Lawyers and Border Searches: What Should a Lawyer Crossing a Border Do?

Emily Voshell had a very helpful post on this blog recently about a case in federal court in Massachusetts challenging the government’s approach to border searches of electronic devices.

Generally speaking, when you cross a border you have fewer Fourth Amendment protections from a search than you do if you’re in your home, office, or car. The federal court in Massachusetts may narrow what the government can do, but, for now, you have dramatically fewer protections when you cross a border.

At the same time, virtually every lawyer traveling for business will carry a laptop and a smartphone. And phones and laptops contain vast amounts of client data.

A lawyer has a duty to take reasonable steps to keep client confidences. ABA Model Rule 1.6(c) says that “[a] lawyer shall make reasonable efforts to prevent the inadvertent or unauthorized disclosure of, or unauthorized access to, information relating to the representation of a client.” In the wake of increased concern about cybersecurity, the ABA released ethics opinion 477 which says, among other things, that a lawyer has a duty to take reasonable steps to prevent client confidence or privileged material from being accessed by others, and has a duty to keep up to date on when and how that may foreseeably happen.

Lawyers, therefore, have a duty to think about how to protect the client data that they have from being searched by Homeland Security when they cross a border.

So what’s a lawyer traveling internationally to do?

Happily, the ABA recently had a meeting in Vancouver, British Columbia. Anticipating that hundreds of American lawyers would go through U.S. border control on the way home, the ABA issued an advisory telling lawyers what they ought to do as they cross the border into the United States. If you’re traveling internationally and you’re a lawyer, you’d do well to read the advisory.

The watch word for all of this is that you should do what’s reasonable to protect confidential information. Different clients may have different cybersecurity needs. If you have a practice where you do real estate closings, the steps you take to protect your clients’ information may be different than the steps you’d take if you representing clients who are actively under investigation by the U.S. intelligence community. It does appear that U.S. Customs is not investing time in randomly searching devices – if they’re looking at your laptop, it may be because they think there’s something on it that they’re interested in. This can reasonably affect your decisions about what steps to take.

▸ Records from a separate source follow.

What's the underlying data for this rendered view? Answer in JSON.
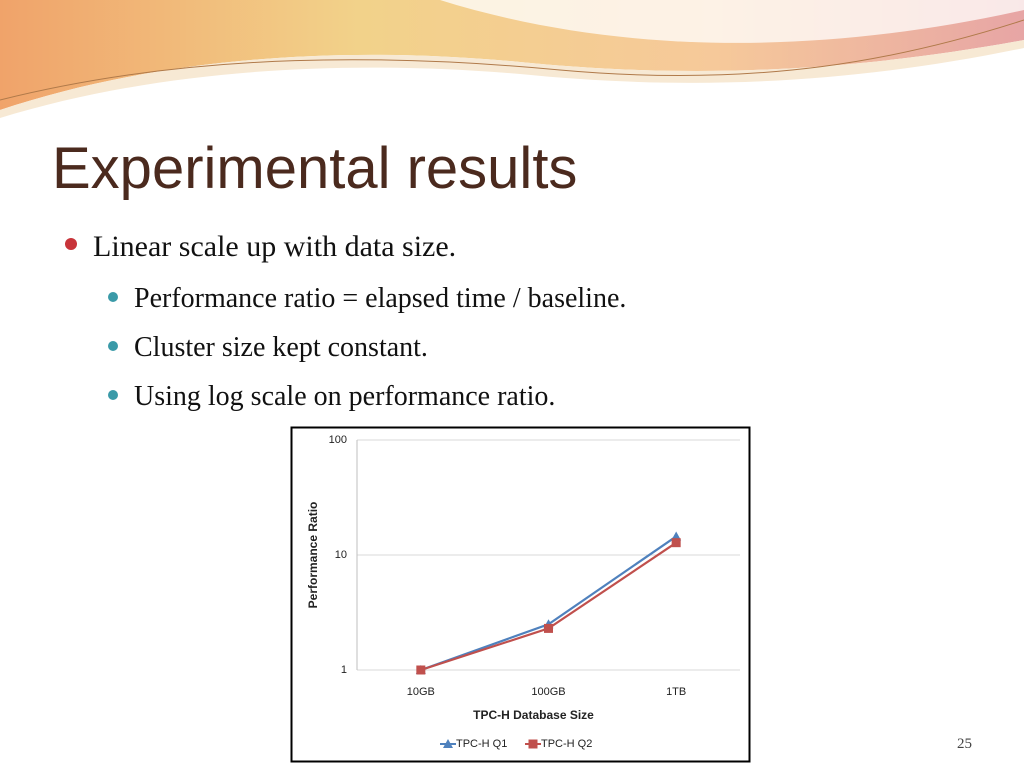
{
  "title": "Experimental results",
  "bullet": "Linear scale up with data size.",
  "sub_bullets": [
    "Performance ratio = elapsed time / baseline.",
    "Cluster size kept constant.",
    "Using log scale on performance ratio."
  ],
  "page_number": "25",
  "chart_data": {
    "type": "line",
    "x_label": "TPC-H Database Size",
    "y_label": "Performance Ratio",
    "categories": [
      "10GB",
      "100GB",
      "1TB"
    ],
    "series": [
      {
        "name": "TPC-H Q1",
        "color": "#4f81bd",
        "marker": "triangle",
        "values": [
          1,
          2.5,
          14.5
        ]
      },
      {
        "name": "TPC-H Q2",
        "color": "#c0504d",
        "marker": "square",
        "values": [
          1,
          2.3,
          12.8
        ]
      }
    ],
    "ylim": [
      1,
      100
    ],
    "yticks": [
      1,
      10,
      100
    ],
    "log_y": true,
    "grid": true,
    "legend": "bottom"
  }
}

In a nutshell, here are some things you should think about doing before you travel internationally:

  • Think about whether you need to have a device that contains client information when you cross the border. If you can do without that device, just don’t bring it.
  • Minimize the number of files that contain client information on your devices as you cross the border. For example, if you have Outlook on your phone, you can delete it then reinstall it after you cross the border. If you have documents on a cloud server that sync to your laptop, you can take them off of your device and resync after you cross the border.
  • Bring a burner laptop and/or phone that doesn’t have client confidences on it.
  • Encrypt your client files before you cross the border so that they can only be accessed with a password. (although see below on what happens if you refuse a demand for the password)
  • Disconnect your device from the internet (whether through wifi or a cellular connection)

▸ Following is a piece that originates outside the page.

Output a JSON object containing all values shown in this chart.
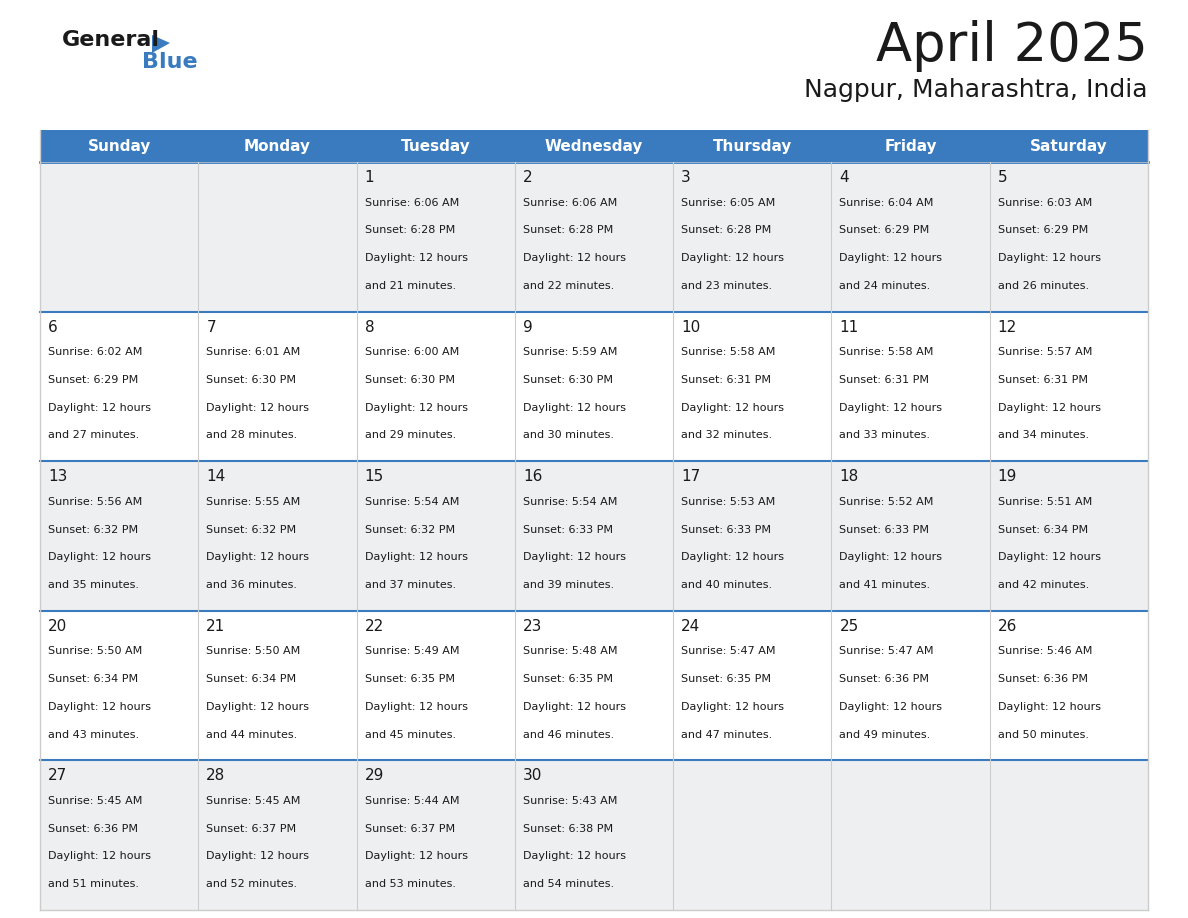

If you are stopped by Homeland Security and they decide to search your devices, know that they have a process for handling information than may be privileged. The directive is here (Section 5.2 is the one you want to read). Homeland Security is supposed to respect the privilege and set up a taint review process, similar to what the Department of Justice does if it gets potentially privileged information when executing a search warrant. To get the benefit of this directive, you should:

  • Identify yourself as a lawyer and tell the border officer you have client confidences on your device. You may want to have something on you that buttresses that claim, like a bar card or a business card.
  • Identify what files, emails, email addresses, etc. may be privileged on your devices. You probably want to think through this before you come to the border.
  • Be clear on whether the officer is making a request or a demand for, say, a password. If the officer is making a demand, you’re likely not going to get the device back until you do what he’s demanding. Though, depending on the device and the data, that may be your only option to comply with your professional duties.
  • If you’re subject to a search, think about whether you need to notify your clients. Depending on the data and the search, you may need to.

All of this is a massive pain. I wouldn’t be surprised if most lawyers crossing the border don’t do much of this. Though, of course, that’s no reason not to do it.

Finally, all of this guidance has to do with crossing a United States border. If you read the ABA’s guidance before the Vancouver meeting closely, you’ll notice that there isn’t much discussion about what happens when you cross the border into Canada. If you’re going to another country, you may want to spend a few minutes looking into what protections your client data needs when you cross that border.

It’s a shrinking world. For many of us, it’s now routine to have clients all over the world.

We just have to protect our client information when we do.